Rabu, 09 Juli 2025

Aku yang Kalian Bentuk

Mereka tak pernah benar-benar tahu, bahwa di balik deretan angka yang tampak gemilang, tersimpan ketakutan yang nyaris tak bersuara. Terkadang sesorang yang nilainya paling tinggi itu, bukanlah yang paling percaya diri, melainkan yang paling gemetar jika harus jatuh. Bukan karena takut disaingi, bukan pula karena ingin selalu di puncak. Tapi ia hanya butuh sesuatu untuk digenggam, agar hatinya tak terombang-ambing oleh rasa kurang dan tak diinginkan.

Di balik setiap senyum yang menyambut lembar hasil ujian, ada dadaku yang sesak menanggung harapan. Aku tahu, bahwa pujian sering kali datang hanya ketika angka-angka itu membubung tinggi. Maka, aku belajar mati-matian, bukan semata demi ilmu, tapi demi secuil pengakuan, bahwa diriku berharga, bahwa aku cukup. Aku menggantungkan harga diriku pada peringkat, karena di sanalah aku merasa dilihat.

Namun aku bukanlah mesin pencetak angka. Bukan deretan rumus yang harus selalu tepat, atau grafik yang tak boleh turun. Aku adalah jiwa muda yang masih mencari bentuk, masih belajar mengenal diri, dan mencoba berdamai dengan luka-luka kecil yang tak tampak oleh mata. Jadi jangan ukur aku hanya dari nilai, karena tak semua pencapaian bisa dihitung dengan angka.

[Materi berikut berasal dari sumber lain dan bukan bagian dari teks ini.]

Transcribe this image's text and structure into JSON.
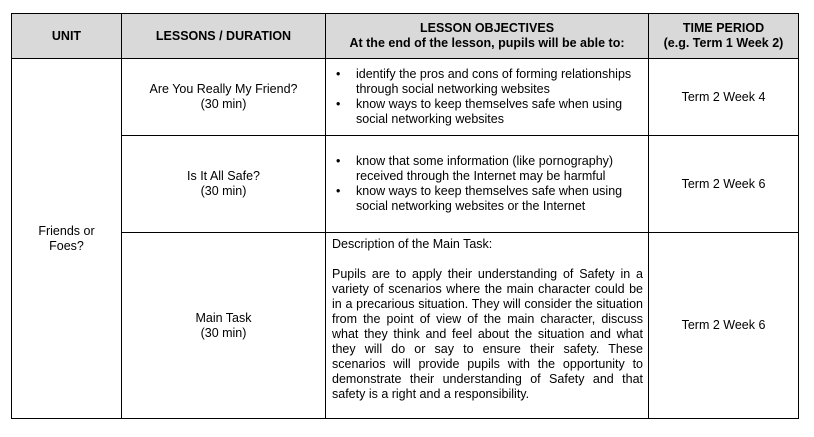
{
  "table": {
    "headers": {
      "unit": "UNIT",
      "lessons": "LESSONS / DURATION",
      "objectives_line1": "LESSON OBJECTIVES",
      "objectives_line2": "At the end of the lesson, pupils will be able to:",
      "time_line1": "TIME PERIOD",
      "time_line2": "(e.g. Term 1 Week 2)"
    },
    "unit_line1": "Friends or",
    "unit_line2": "Foes?",
    "rows": [
      {
        "lesson_title": "Are You Really My Friend?",
        "duration": "(30 min)",
        "objectives": [
          "identify the pros and cons of forming relationships through social networking websites",
          "know ways to keep themselves safe when using social networking websites"
        ],
        "time": "Term 2 Week 4"
      },
      {
        "lesson_title": "Is It All Safe?",
        "duration": "(30 min)",
        "objectives": [
          "know that some information (like pornography) received through the Internet may be harmful",
          "know ways to keep themselves safe when using social networking websites or the Internet"
        ],
        "time": "Term 2 Week 6"
      },
      {
        "lesson_title": "Main Task",
        "duration": "(30 min)",
        "task_heading": "Description of the Main Task:",
        "task_text": "Pupils are to apply their understanding of Safety in a variety of scenarios where the main character could be in a precarious situation. They will consider the situation from the point of view of the main character, discuss what they think and feel about the situation and what they will do or say to ensure their safety. These scenarios will provide pupils with the opportunity to demonstrate their understanding of Safety and that safety is a right and a responsibility.",
        "time": "Term 2 Week 6"
      }
    ]
  }
}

Aku hanya ingin diterima, dengan atau tanpa piala di tanganku. Aku ingin didengar, bahkan saat tak sedang menjawab soal. Aku ingin dicintai, bukan karena sempurna, tapi karena aku sedang tumbuh. Maka, sebelum kalian menepuk pundakku karena nilaiku tinggi, bertanyalah lebih dulu: "Apa yang kau takutkan?" karena mungkin, di balik nilai itu, ada ketakutan yang menjerat lebih erat dari yang bisa kalian bayangkan.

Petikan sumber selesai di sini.